Step 4 — Record the LangSmith trace URL
A trace URL is cheaper than any local artifact — one click and the colleague
sees the full run with latency, token counts, and input/output per node. Pull
it from the active RunTree if you have a live handle; otherwise construct it
from the invoke's run_id:
from langsmith.run_helpers import get_current_run_tree
def capture_langsmith_url() -> str | None:
rt = get_current_run_tree()
if rt is None:
return None # tracing not enabled or run already closed
return rt.get_url() # https://smith.langchain.com/o/.../r/<run_id>
# Write to langsmith.url in the bundle:
url = capture_langsmith_url()
(staging / "langsmith.url").write_text(url or "(no trace URL available)")

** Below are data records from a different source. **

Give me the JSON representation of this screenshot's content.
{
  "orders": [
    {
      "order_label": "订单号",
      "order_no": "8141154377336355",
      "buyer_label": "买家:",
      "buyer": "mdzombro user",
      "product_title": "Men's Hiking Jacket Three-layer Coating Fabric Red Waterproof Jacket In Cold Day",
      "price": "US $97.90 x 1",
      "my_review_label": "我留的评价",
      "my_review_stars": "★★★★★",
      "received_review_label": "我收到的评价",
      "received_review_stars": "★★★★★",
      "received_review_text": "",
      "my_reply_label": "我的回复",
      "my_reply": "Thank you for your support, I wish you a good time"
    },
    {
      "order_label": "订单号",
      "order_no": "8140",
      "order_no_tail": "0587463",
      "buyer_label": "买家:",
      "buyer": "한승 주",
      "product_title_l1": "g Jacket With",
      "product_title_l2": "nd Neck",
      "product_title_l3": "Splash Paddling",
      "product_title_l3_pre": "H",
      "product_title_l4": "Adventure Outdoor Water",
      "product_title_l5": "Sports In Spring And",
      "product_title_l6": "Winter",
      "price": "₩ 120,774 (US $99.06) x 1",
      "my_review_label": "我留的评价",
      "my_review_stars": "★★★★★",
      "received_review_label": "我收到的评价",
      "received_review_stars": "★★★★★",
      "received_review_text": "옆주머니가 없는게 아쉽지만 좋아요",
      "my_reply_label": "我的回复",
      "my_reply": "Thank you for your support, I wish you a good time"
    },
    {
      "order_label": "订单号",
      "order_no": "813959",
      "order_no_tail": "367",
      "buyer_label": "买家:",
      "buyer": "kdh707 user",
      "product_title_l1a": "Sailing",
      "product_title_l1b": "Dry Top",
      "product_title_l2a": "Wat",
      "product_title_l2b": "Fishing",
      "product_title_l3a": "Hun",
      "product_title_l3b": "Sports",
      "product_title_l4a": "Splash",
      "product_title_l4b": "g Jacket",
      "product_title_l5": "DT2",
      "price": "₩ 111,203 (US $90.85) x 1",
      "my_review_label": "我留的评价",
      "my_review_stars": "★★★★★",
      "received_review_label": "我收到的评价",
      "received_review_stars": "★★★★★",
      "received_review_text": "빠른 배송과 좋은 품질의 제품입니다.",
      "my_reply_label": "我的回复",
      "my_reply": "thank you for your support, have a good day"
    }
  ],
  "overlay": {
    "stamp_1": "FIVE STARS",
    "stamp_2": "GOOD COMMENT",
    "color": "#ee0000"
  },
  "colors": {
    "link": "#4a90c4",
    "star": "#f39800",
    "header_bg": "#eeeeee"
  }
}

The URL requires the colleague to have access to the LangSmith project. For
public sharing, use RunTree.share() to generate a public snapshot URL. Never
paste a non-shared URL into a public Discord thread — the page redirects to a
login and leaks the project name.
Step 5 — Sanitize before packaging
Every file in the staging dir passes through the redaction pass before the
tar.gz is written. This is the last-mile guard; upstream redaction middleware
should already have caught credential material, but the bundle cannot assume
that.
import re
PATTERNS = [
("openai_key", r"sk-proj-[A-Za-z0-9_-]{16,}|sk-[A-Za-z0-9_-]{32,}"),
("anthropic_key", r"sk-ant-[A-Za-z0-9_-]{16,}"),
("google_key", r"AIza[A-Za-z0-9_-]{35}"),
("langsmith_key", r"lsv2_(?:pt|sk)_[A-Za-z0-9]{32,}"),
("bearer", r"(?i)bearer\s+[A-Za-z0-9._~+/=-]{20,}"),
("db_uri", r"[a-z]+://[^:/\s]+:[^@\s]+@[^/\s]+"),
("private_key", r"-----BEGIN [A-Z ]*PRIVATE KEY-----[\s\S]*?-----END [A-Z ]*PRIVATE KEY-----"),
]
def sanitize_file(path, patterns=PATTERNS) -> dict[str, int]:
text, counts = path.read_text(), {}
for name, pat in patterns:
new, n = re.subn(pat, f"[REDACTED:{name}]", text)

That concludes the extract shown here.